Based on a novel by Terry McMillan, whose "Waiting to Exhale" inspired a Hollywood hit not long ago, "Stella" appears to be aimed at the same audience of women in general and African-American women in particular. Additional box-office power may come from older women and, yes, men of all ages who find Angela Bassett, the gifted star of "Malcolm X" and "What's Love Got to Do With It," among many other films, as appealing as any star today.
Not that "Stella" stands with the season's best movies. The story doesn't hold enough surprises to justify its running time of more than two hours, and the filmmakers fall back on R-rated sensationalism more often than a genuinely mature movie would need, as if they didn't trust the central relationship to sustain interest on its own.
There are lots of lively performances, though: The cast ranges from newcomer Taye Diggs as Winston to veteran Whoopi Goldberg as Stella's best friend - and the scenery is splendid in Jamaica and San Francisco alike. First-time filmmaker Kevin Rodney Sullivan directed.
In addition to their age difference, Stella and Winston also hail from different countries, giving a touch of multiculturalism to their tale.
Cultural differences play a darker role in Return to Paradise, a new drama that raises more difficult moral issues than it's prepared to handle convincingly.
The story begins by introducing three young Americans on vacation in Malaysia, where casual drug use is among their dubious recreations. When two of them head back to the United States, the third decides to stay and pursue his dream of a career in environmentalism.
A couple of years later, the returned New Yorkers are shocked to learn that their companion was arrested on drug charges soon after their departure, and will be executed as a narcotics dealer unless they go back to Malaysia, confess that some of the drugs belonged to them, and agree to serve time in a very frightening prison.
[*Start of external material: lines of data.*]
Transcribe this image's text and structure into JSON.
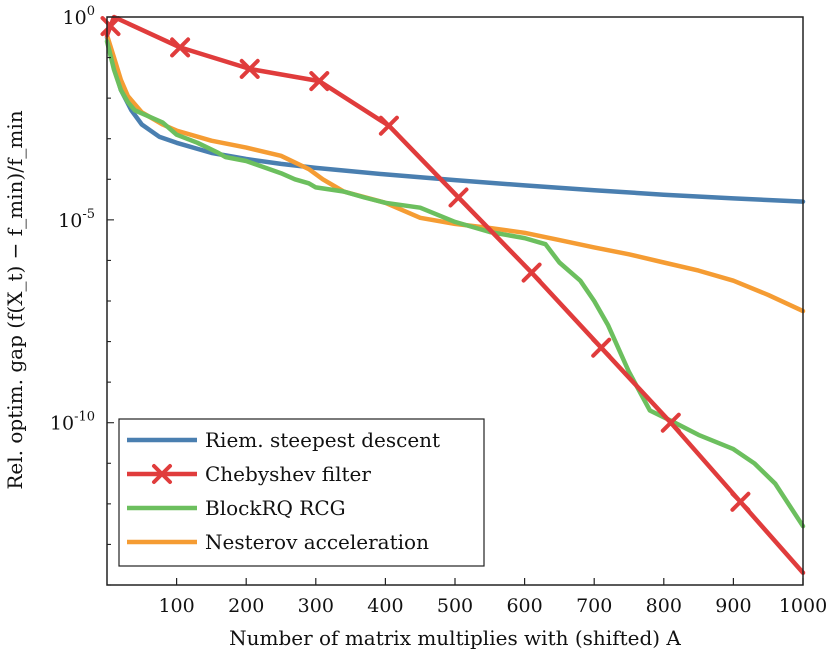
{
  "chart_data": {
    "type": "line",
    "title": "",
    "xlabel": "Number of matrix multiplies with (shifted) A",
    "ylabel": "Rel. optim. gap (f(X_t) − f_min)/f_min",
    "xlim": [
      0,
      1000
    ],
    "ylim_log10": [
      -14,
      0
    ],
    "y_scale": "log",
    "grid": false,
    "legend_position": "bottom-left",
    "x_ticks": [
      100,
      200,
      300,
      400,
      500,
      600,
      700,
      800,
      900,
      1000
    ],
    "x_tick_labels": [
      "100",
      "200",
      "300",
      "400",
      "500",
      "600",
      "700",
      "800",
      "900",
      "1000"
    ],
    "y_ticks_log10": [
      0,
      -5,
      -10
    ],
    "y_tick_labels": [
      {
        "base": "10",
        "exp": "0"
      },
      {
        "base": "10",
        "exp": "-5"
      },
      {
        "base": "10",
        "exp": "-10"
      }
    ],
    "series": [
      {
        "name": "Riem. steepest descent",
        "color": "#4a7fb0",
        "marker": "none",
        "x": [
          0,
          10,
          20,
          35,
          50,
          75,
          100,
          150,
          200,
          250,
          300,
          400,
          500,
          600,
          700,
          800,
          900,
          1000
        ],
        "log10y": [
          -0.5,
          -1.2,
          -1.8,
          -2.3,
          -2.65,
          -2.95,
          -3.1,
          -3.35,
          -3.5,
          -3.62,
          -3.72,
          -3.88,
          -4.02,
          -4.15,
          -4.27,
          -4.38,
          -4.47,
          -4.55
        ]
      },
      {
        "name": "Chebyshev filter",
        "color": "#e03c3c",
        "marker": "x",
        "x": [
          0,
          10,
          105,
          205,
          305,
          405,
          505,
          610,
          710,
          810,
          910,
          1000
        ],
        "log10y": [
          -0.45,
          0.0,
          -0.75,
          -1.28,
          -1.58,
          -2.68,
          -4.45,
          -6.3,
          -8.15,
          -10.0,
          -11.95,
          -13.7
        ],
        "marker_x": [
          5,
          105,
          205,
          305,
          405,
          505,
          610,
          710,
          810,
          910
        ]
      },
      {
        "name": "BlockRQ RCG",
        "color": "#6cbf5e",
        "marker": "none",
        "x": [
          0,
          10,
          20,
          30,
          40,
          60,
          80,
          90,
          100,
          130,
          160,
          170,
          200,
          250,
          270,
          290,
          300,
          340,
          370,
          400,
          450,
          500,
          550,
          600,
          630,
          650,
          680,
          700,
          720,
          750,
          780,
          810,
          850,
          900,
          930,
          960,
          1000
        ],
        "log10y": [
          -0.6,
          -1.3,
          -1.8,
          -2.1,
          -2.3,
          -2.45,
          -2.6,
          -2.75,
          -2.9,
          -3.1,
          -3.35,
          -3.45,
          -3.55,
          -3.85,
          -4.0,
          -4.1,
          -4.2,
          -4.3,
          -4.45,
          -4.58,
          -4.7,
          -5.05,
          -5.3,
          -5.45,
          -5.6,
          -6.05,
          -6.5,
          -7.0,
          -7.6,
          -8.75,
          -9.7,
          -9.95,
          -10.3,
          -10.65,
          -11.0,
          -11.5,
          -12.55
        ]
      },
      {
        "name": "Nesterov acceleration",
        "color": "#f59c33",
        "marker": "none",
        "x": [
          0,
          10,
          20,
          30,
          40,
          50,
          80,
          100,
          150,
          200,
          250,
          290,
          310,
          340,
          400,
          450,
          500,
          550,
          600,
          650,
          700,
          750,
          800,
          850,
          900,
          950,
          1000
        ],
        "log10y": [
          -0.45,
          -1.0,
          -1.55,
          -1.95,
          -2.15,
          -2.35,
          -2.65,
          -2.8,
          -3.05,
          -3.22,
          -3.42,
          -3.75,
          -4.0,
          -4.3,
          -4.58,
          -4.95,
          -5.1,
          -5.2,
          -5.32,
          -5.5,
          -5.68,
          -5.85,
          -6.05,
          -6.25,
          -6.5,
          -6.85,
          -7.25
        ]
      }
    ]
  }
}
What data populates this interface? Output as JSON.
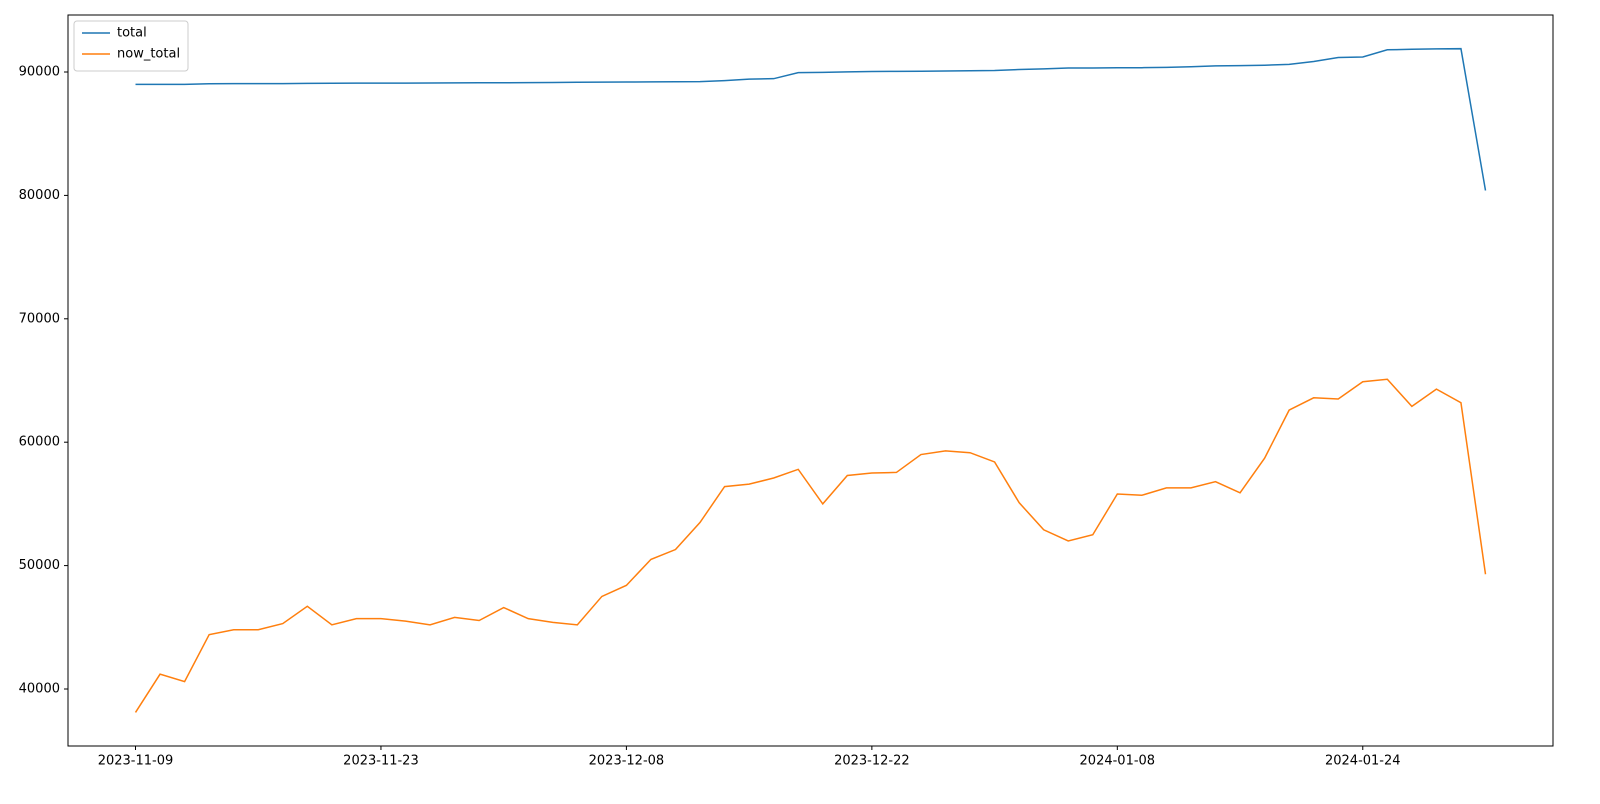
{
  "chart_data": {
    "type": "line",
    "categories": [
      "2023-11-09",
      null,
      null,
      null,
      null,
      null,
      null,
      null,
      null,
      null,
      "2023-11-23",
      null,
      null,
      null,
      null,
      null,
      null,
      null,
      null,
      null,
      "2023-12-08",
      null,
      null,
      null,
      null,
      null,
      null,
      null,
      null,
      null,
      "2023-12-22",
      null,
      null,
      null,
      null,
      null,
      null,
      null,
      null,
      null,
      "2024-01-08",
      null,
      null,
      null,
      null,
      null,
      null,
      null,
      null,
      null,
      "2024-01-24",
      null,
      null,
      null,
      null,
      null
    ],
    "series": [
      {
        "name": "total",
        "color": "#1f77b4",
        "values": [
          89000,
          89000,
          89000,
          89050,
          89060,
          89060,
          89060,
          89080,
          89090,
          89100,
          89100,
          89100,
          89110,
          89120,
          89130,
          89130,
          89140,
          89150,
          89170,
          89180,
          89190,
          89200,
          89210,
          89220,
          89300,
          89420,
          89460,
          89950,
          89970,
          90010,
          90040,
          90050,
          90060,
          90080,
          90100,
          90120,
          90200,
          90250,
          90330,
          90320,
          90340,
          90350,
          90380,
          90430,
          90500,
          90520,
          90550,
          90620,
          90850,
          91180,
          91220,
          91800,
          91840,
          91870,
          91890,
          80400
        ]
      },
      {
        "name": "now_total",
        "color": "#ff7f0e",
        "values": [
          38100,
          41200,
          40600,
          44400,
          44800,
          44800,
          45300,
          46700,
          45200,
          45700,
          45700,
          45500,
          45200,
          45800,
          45550,
          46600,
          45700,
          45400,
          45200,
          47500,
          48400,
          50500,
          51300,
          53500,
          56400,
          56600,
          57100,
          57800,
          55000,
          57300,
          57500,
          57550,
          59000,
          59300,
          59150,
          58400,
          55100,
          52900,
          52000,
          52500,
          55800,
          55700,
          56300,
          56300,
          56800,
          55900,
          58700,
          62600,
          63600,
          63500,
          64900,
          65100,
          62900,
          64300,
          63200,
          49300
        ]
      }
    ],
    "ylim": [
      35380,
      94620
    ],
    "yticks": [
      40000,
      50000,
      60000,
      70000,
      80000,
      90000
    ],
    "grid": false,
    "legend": "upper-left"
  }
}
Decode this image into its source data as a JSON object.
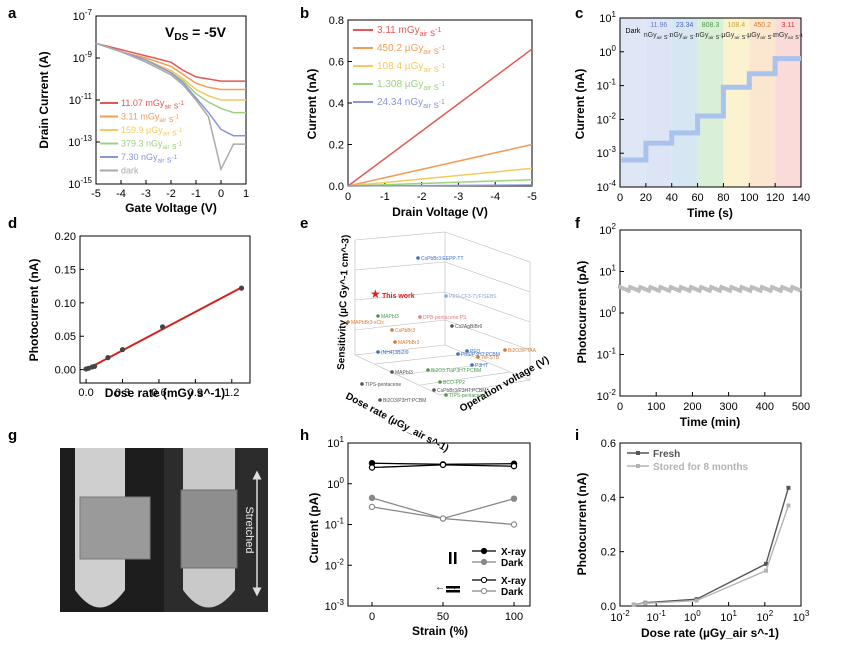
{
  "figure": {
    "panels": {
      "a": {
        "label": "a"
      },
      "b": {
        "label": "b"
      },
      "c": {
        "label": "c"
      },
      "d": {
        "label": "d"
      },
      "e": {
        "label": "e"
      },
      "f": {
        "label": "f"
      },
      "g": {
        "label": "g",
        "annotation": "Stretched"
      },
      "h": {
        "label": "h"
      },
      "i": {
        "label": "i"
      }
    }
  },
  "chart_data": [
    {
      "panel": "a",
      "type": "line",
      "annotation": "V_DS = -5V",
      "xlabel": "Gate Voltage (V)",
      "ylabel": "Drain Current (A)",
      "xlim": [
        -5,
        1
      ],
      "ylim_log10": [
        -15,
        -7
      ],
      "xticks": [
        "-5",
        "-4",
        "-3",
        "-2",
        "-1",
        "0",
        "1"
      ],
      "yticks": [
        "10^-15",
        "10^-13",
        "10^-11",
        "10^-9",
        "10^-7"
      ],
      "x": [
        -5,
        -4,
        -3,
        -2,
        -1.5,
        -1,
        -0.5,
        0,
        0.5,
        1
      ],
      "series": [
        {
          "name": "11.07 mGy_air s^-1",
          "color": "#e45756",
          "values_log10": [
            -8.3,
            -8.6,
            -8.9,
            -9.2,
            -9.6,
            -9.9,
            -10.0,
            -10.1,
            -10.1,
            -10.1
          ]
        },
        {
          "name": "3.11 mGy_air s^-1",
          "color": "#f39c57",
          "values_log10": [
            -8.3,
            -8.7,
            -9.0,
            -9.4,
            -9.8,
            -10.2,
            -10.4,
            -10.5,
            -10.5,
            -10.5
          ]
        },
        {
          "name": "159.9 µGy_air s^-1",
          "color": "#f7c95c",
          "values_log10": [
            -8.3,
            -8.7,
            -9.1,
            -9.6,
            -10.0,
            -10.5,
            -10.8,
            -11.0,
            -11.0,
            -11.0
          ]
        },
        {
          "name": "379.3 nGy_air s^-1",
          "color": "#9bd37c",
          "values_log10": [
            -8.3,
            -8.7,
            -9.1,
            -9.7,
            -10.1,
            -10.7,
            -11.1,
            -11.4,
            -11.6,
            -11.6
          ]
        },
        {
          "name": "7.30 nGy_air s^-1",
          "color": "#8b96d6",
          "values_log10": [
            -8.3,
            -8.7,
            -9.1,
            -9.7,
            -10.2,
            -10.9,
            -11.6,
            -12.4,
            -12.7,
            -12.7
          ]
        },
        {
          "name": "dark",
          "color": "#aaaaaa",
          "values_log10": [
            -8.3,
            -8.7,
            -9.2,
            -9.8,
            -10.3,
            -11.0,
            -11.8,
            -14.3,
            -13.1,
            -13.1
          ]
        }
      ]
    },
    {
      "panel": "b",
      "type": "line",
      "xlabel": "Drain Voltage (V)",
      "ylabel": "Current (nA)",
      "xlim": [
        0,
        -5
      ],
      "ylim": [
        0,
        0.8
      ],
      "xticks": [
        "0",
        "-1",
        "-2",
        "-3",
        "-4",
        "-5"
      ],
      "yticks": [
        "0.0",
        "0.2",
        "0.4",
        "0.6",
        "0.8"
      ],
      "series": [
        {
          "name": "3.11 mGy_air s^-1",
          "color": "#e45756",
          "end_value": 0.66
        },
        {
          "name": "450.2 µGy_air s^-1",
          "color": "#f39c57",
          "end_value": 0.2
        },
        {
          "name": "108.4 µGy_air s^-1",
          "color": "#f7c95c",
          "end_value": 0.085
        },
        {
          "name": "1.308 µGy_air s^-1",
          "color": "#9bd37c",
          "end_value": 0.03
        },
        {
          "name": "24.34 nGy_air s^-1",
          "color": "#8b96d6",
          "end_value": 0.005
        }
      ]
    },
    {
      "panel": "c",
      "type": "area",
      "xlabel": "Time (s)",
      "ylabel": "Current (nA)",
      "xlim": [
        0,
        140
      ],
      "ylim_log10": [
        -4,
        1
      ],
      "xticks": [
        "0",
        "20",
        "40",
        "60",
        "80",
        "100",
        "120",
        "140"
      ],
      "yticks": [
        "10^-4",
        "10^-3",
        "10^-2",
        "10^-1",
        "10^0",
        "10^1"
      ],
      "bands": [
        {
          "label": "Dark",
          "start": 0,
          "end": 20,
          "color": "#dfe7f6",
          "level_log10": -3.2
        },
        {
          "label": "11.96 nGy_air s^-1",
          "start": 20,
          "end": 40,
          "color": "#dde4f5",
          "level_log10": -2.7
        },
        {
          "label": "23.34 nGy_air s^-1",
          "start": 40,
          "end": 60,
          "color": "#d6e6f3",
          "level_log10": -2.4
        },
        {
          "label": "808.3 nGy_air s^-1",
          "start": 60,
          "end": 80,
          "color": "#d9efd8",
          "level_log10": -1.9
        },
        {
          "label": "108.4 µGy_air s^-1",
          "start": 80,
          "end": 100,
          "color": "#fbf3cf",
          "level_log10": -1.05
        },
        {
          "label": "450.2 µGy_air s^-1",
          "start": 100,
          "end": 120,
          "color": "#fbe6d0",
          "level_log10": -0.65
        },
        {
          "label": "3.11 mGy_air s^-1",
          "start": 120,
          "end": 140,
          "color": "#fbdada",
          "level_log10": -0.2
        }
      ]
    },
    {
      "panel": "d",
      "type": "scatter",
      "xlabel": "Dose rate (mGy s^-1)",
      "ylabel": "Photocurrent (nA)",
      "xlim": [
        -0.05,
        1.35
      ],
      "ylim": [
        -0.02,
        0.2
      ],
      "xticks": [
        "0.0",
        "0.3",
        "0.6",
        "0.9",
        "1.2"
      ],
      "yticks": [
        "0.00",
        "0.05",
        "0.10",
        "0.15",
        "0.20"
      ],
      "x": [
        0.0,
        0.02,
        0.05,
        0.07,
        0.18,
        0.3,
        0.63,
        1.28
      ],
      "values": [
        0.001,
        0.002,
        0.004,
        0.005,
        0.018,
        0.03,
        0.064,
        0.122
      ],
      "fit": {
        "from": [
          0.0,
          0.0
        ],
        "to": [
          1.28,
          0.123
        ]
      }
    },
    {
      "panel": "e",
      "type": "scatter",
      "xlabel": "Dose rate (µGy_air s^-1)",
      "ylabel": "Sensitivity (µC Gy^-1 cm^-3)",
      "zlabel": "Operation voltage (V)",
      "highlight": "This work",
      "points": [
        "CsPbBr3:EEPP-TT",
        "PEO-CF3-TVF/SEBS",
        "MAPbI3",
        "CsPbBr3",
        "MAPbBr3-xClx",
        "MAPbBr3",
        "(NH4)3Bi2I9",
        "DPB-pentacene:PS",
        "Cs2AgBiBr6",
        "Bi2O3/PTAA",
        "MAPbI3 ",
        "PFO",
        "PbS/P3HT:PCBM",
        "TeFSTB",
        "P3HT",
        "TIPS-pentacene",
        "Bi2O3/P3HT:PCBM",
        "Bi2O3:TiaP3HT:PCBM",
        "BCO-PP2",
        "CsPbBr3/P3HT:PCBM",
        "TIPS-pentacene "
      ]
    },
    {
      "panel": "f",
      "type": "line",
      "xlabel": "Time (min)",
      "ylabel": "Photocurrent (pA)",
      "xlim": [
        0,
        500
      ],
      "ylim_log10": [
        -2,
        2
      ],
      "xticks": [
        "0",
        "100",
        "200",
        "300",
        "400",
        "500"
      ],
      "yticks": [
        "10^-2",
        "10^-1",
        "10^0",
        "10^1",
        "10^2"
      ],
      "level_log10": 0.58
    },
    {
      "panel": "h",
      "type": "line",
      "xlabel": "Strain (%)",
      "ylabel": "Current (pA)",
      "xticks": [
        "0",
        "50",
        "100"
      ],
      "yticks": [
        "10^-3",
        "10^-2",
        "10^-1",
        "10^0",
        "10^1"
      ],
      "x": [
        0,
        50,
        100
      ],
      "series": [
        {
          "name": "X-ray",
          "orientation": "parallel",
          "values": [
            3.2,
            3.0,
            3.1
          ]
        },
        {
          "name": "Dark",
          "orientation": "parallel",
          "values": [
            0.45,
            0.14,
            0.43
          ]
        },
        {
          "name": "X-ray",
          "orientation": "perpendicular",
          "values": [
            2.5,
            2.9,
            2.7
          ]
        },
        {
          "name": "Dark",
          "orientation": "perpendicular",
          "values": [
            0.27,
            0.14,
            0.1
          ]
        }
      ]
    },
    {
      "panel": "i",
      "type": "line",
      "xlabel": "Dose rate (µGy_air s^-1)",
      "ylabel": "Photocurrent (nA)",
      "xticks": [
        "10^-2",
        "10^-1",
        "10^0",
        "10^1",
        "10^2",
        "10^3"
      ],
      "yticks": [
        "0.0",
        "0.2",
        "0.4",
        "0.6"
      ],
      "x": [
        0.024,
        0.05,
        1.3,
        108,
        450
      ],
      "series": [
        {
          "name": "Fresh",
          "color": "#555555",
          "values": [
            0.005,
            0.012,
            0.025,
            0.155,
            0.435
          ]
        },
        {
          "name": "Stored for 8 months",
          "color": "#b3b3b3",
          "values": [
            0.005,
            0.01,
            0.02,
            0.13,
            0.37
          ]
        }
      ]
    }
  ]
}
What will they do? And what would we do if we were in their position?
"Return to Paradise" asks hard ethical questions centering on trust, honesty, and self-sacrifice, and it makes them vividly real by linking them with everyday people who never planned to face them in such an urgent, unsettling way.
But what promises to be a challenging and engrossing movie is weakened by two serious flaws. One is the decision to dilute its primary issues with a trite romantic angle involving one of the New Yorkers and a lawyer (Anne Heche) representing the condemned prisoner. The other is a very weak performance by rising star Vince Vaughn as the man involved in this mistimed affair. He's supposed to be facing the most difficult crisis of his life, but through most of the story he barely manages to look nervous.
The picture takes a truly surprising turn near the end, and Joaquin Phoenix turns in such strong acting as the prisoner that he almost compensates for Vaughn's shortcomings. But ultimately "Return to Paradise" is more a squandered opportunity than an enlightening moral tale. Almost a dozen years have passed since director Joseph Ruben reached the top of his form in "The Stepfather," still one of Hollywood's most memorable thrillers. His new effort is more ambitious but a lot less impressive.